Una mirada a la mente de los asesinos

Una mirada a la mente de los asesinos

Nuestro país no está al margen de los oscuros personajes que son los asesinos seriales. A lo largo de nuestra historia han sido varios los nombres que entran en esta categoría. Conocerlos resulta apenas el primer paso para evitar que otros se sumen a la lista. ¿Cómo piensan? ¿De qué depende su reinserción a la sociedad? Acompáñanos en este recorrido.

TedBundy, John Wayne Gacy, Jeffrey Dahmer, Andrei Chikatilo son nombres que no pasan desapercibidos cuando de asesinos seriales se trata. Sus actos dejaron al mundo perplejo y numerosas personas vivieron la ansiedad de salir a las calles y encontrarse de cara con la muerte.

Por desgracia, nuestro país no ha quedado exento de los titulares mundiales en este tema. En México hemos visto desfilar crímenes atroces que nos hicieron caer en cuenta que se trataba de asesinos seriales, Desde El Chalequero  hasta La Degolladora, pasando por El Caníbal de la Guerrero. Descubrir cuál fue su motivación y cómo funciona su mente es dar un primer paso hacia evitar que más sucesos como estos ocurran.

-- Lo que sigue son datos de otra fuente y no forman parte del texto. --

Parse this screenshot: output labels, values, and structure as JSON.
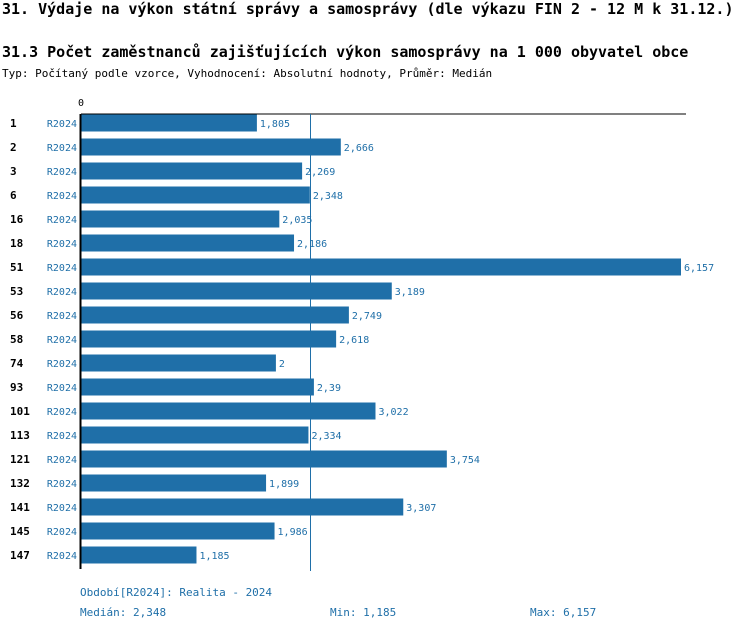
{
  "header": {
    "title": "31. Výdaje na výkon státní správy a samosprávy (dle výkazu FIN 2 - 12 M k 31.12.)",
    "subtitle": "31.3 Počet zaměstnanců zajišťujících výkon samosprávy na 1 000 obyvatel obce",
    "meta": "Typ: Počítaný podle vzorce, Vyhodnocení: Absolutní hodnoty, Průměr: Medián"
  },
  "chart_data": {
    "type": "bar",
    "orientation": "horizontal",
    "axis_zero_label": "0",
    "period_label": "R2024",
    "categories": [
      "1",
      "2",
      "3",
      "6",
      "16",
      "18",
      "51",
      "53",
      "56",
      "58",
      "74",
      "93",
      "101",
      "113",
      "121",
      "132",
      "141",
      "145",
      "147"
    ],
    "values": [
      1.805,
      2.666,
      2.269,
      2.348,
      2.035,
      2.186,
      6.157,
      3.189,
      2.749,
      2.618,
      2,
      2.39,
      3.022,
      2.334,
      3.754,
      1.899,
      3.307,
      1.986,
      1.185
    ],
    "value_labels": [
      "1,805",
      "2,666",
      "2,269",
      "2,348",
      "2,035",
      "2,186",
      "6,157",
      "3,189",
      "2,749",
      "2,618",
      "2",
      "2,39",
      "3,022",
      "2,334",
      "3,754",
      "1,899",
      "3,307",
      "1,986",
      "1,185"
    ],
    "xlim": [
      0,
      6.157
    ],
    "median": 2.348,
    "colors": {
      "bar": "#1f6fa8",
      "label": "#1f6fa8",
      "axis": "#000000"
    }
  },
  "footer": {
    "period": "Období[R2024]: Realita - 2024",
    "median": "Medián: 2,348",
    "min": "Min: 1,185",
    "max": "Max: 6,157"
  }
}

¿Quién es un asesino en serie?

La definición más aceptada por la comunidad científica dice que un asesino serial es aquel que mata por placer psicológico o sexual, o bien porque no siente empatía con el dolor. Es quien comete más de tres crímenes durante un determinado periodo de tiempo entre cada uno de ellos, con una técnica idéntica o semejante.

Cabe aclarar que psicológicamente hay ciertas distinciones que se deben hacer antes de que un asesino pueda considerarse serial. Las personalidades sociópatas y psicópatas son las que tienen mayor tendencia a este tipo de comportamientos; sin embargo “no todos los psicópatas son asesinos en serie, pero todos los asesinos en serie son psicópatas”, dice el Manual diagnóstico y estadístico de los trastornos mentales.

Un asesino en serie es el resultado del entorno en el que se desenvuelve la persona, sumado a las cualidades que su personalidad ofrece. Es decir, un sujeto con trastorno antisocial (psicópata o sociópata) tiende a ser un asesino si su entorno influye en su comportamiento.

Un entorno familiar inapropiado, con patrones como violencia entre los padres; maltrato, indiferencia-abandono o demasiada permisividad por parte de uno o ambos progenitores; ausencia de uno o ambos progenitores; incestos, abuso sexual o algún tipo de situación sexualmente insana originada en el marco familiar; comportamientos desequilibrados y destructivos-autodestructivos en los padres, tales como alcoholismo, drogadicción, prostitución podría resultar los detonantes principales para recurrir al asesinato como forma de desahogo.

Ahora bien, biológicamente, existen estudios científicos, el más famoso de ellos encabezado por el doctor James Fallon quien ha dedicado gran parte de su carrera a desentrañar qué esconde la mente de un sociópata mediante escáneres, descubrió que una de las regiones del cerebro encargada de la ética del comportamiento y control de impulsos tenía menor actividad de lo normal, algo que se repetía en los asesinos que había estudiando por años.

Pero no terminó ahí. El investigador también  realizó un completo screen de los genes de estos individuos y detectó una variante agresiva del gen monoamina oxidasa A, también conocido como Gen Guerrero.

Quienes tienen el llamado Gen Guerrero no son asesinos por naturaleza, pero sí desarrollan una mayor predisposición a protagonizar hechos violentos.

Este gen se caracteriza por una mutación en la enzima monoamina oxidasa A, que tiene como labor degradar la basura que dejan algunos neurotransmisores como la serotonina y noradrenalina.

Las personas que poseen la mutación tienen problemas para degradar estos neurotransmisores, lo que se traduce en reacciones precipitadas y exceso de ira.

El tener el Gen Guerrero no transforma a una persona en asesino o psicópata, la gran mayoría de ellas lleva una vida totalmente normal, aunque sí están más expuestos a trastornos depresivos.
Nadie nace asesino, pero si se combinan una serie de circunstancias sumadas a una condición genética que puede devenir en un escaso control de impulsos, una persona tendría una mayor posibilidad de serlo.